Antimicrobial stigmatization: Public health concerns about conventional pig farming and pig farmers' experiences with stigmatization
Associate Professor Carsten Strøby Jensen and lecturer Lars Fynbo has co-authored the article 'Antimicrobial stigmatization: Public health concerns about conventional pig farming and pig farmers' experiences with stigmatization' to the journal Social Science & Medicine.

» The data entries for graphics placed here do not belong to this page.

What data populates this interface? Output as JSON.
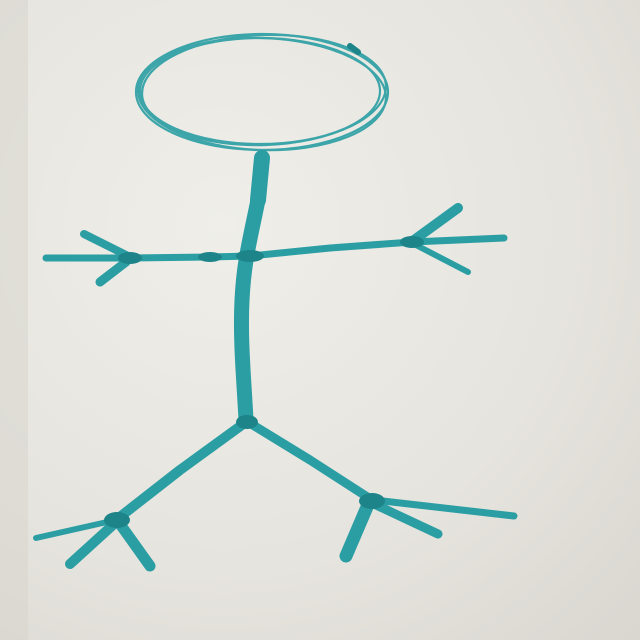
{
  "image": {
    "subject": "stick-figure",
    "medium": "marker-on-whiteboard",
    "colors": {
      "ink": "#2a9ea3",
      "ink_dark": "#1d8489",
      "board": "#e6e4de",
      "board_light": "#efeee9",
      "board_shadow": "#d9d7d0"
    }
  }
}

They have investigated how antimicrobial resistance, according to the World Health Organization, is one of the most severe threats to public health. Since the 1950's contemporary farming of pigs has been heavily dependent on the use of antibiotics. Recently, concerned experts of public health have become more outspoken, often, criticizing pig farmers for social irresponsibility and gambling with public health. Danish pig farmers are internationally renewed for their relatively low use of antibiotics. Nevertheless, the public criticism aimed at farmers is relatively strong in Denmark. Based on qualitative interviews with 30 pig farmers and 21 public health experts, this article sets out how pig farmers, according to public health experts, threaten public health and how pig farmers, according to the farmers, experience and internalize stigmatization related to their livesas farmers. By focusing on Danish pig farmers' experiencing public condemnation from scientific experts as well as in their local communities, this article proceeds along the line of existing research on health-related stigmatization.
Carsten Strøby Jensen and Lars Fynbo, Antimicrobial stigmatization: Public health concerns about conventional pig farming and pig farmers' experiences with stigmatization in Social Science & Medicine, 2018.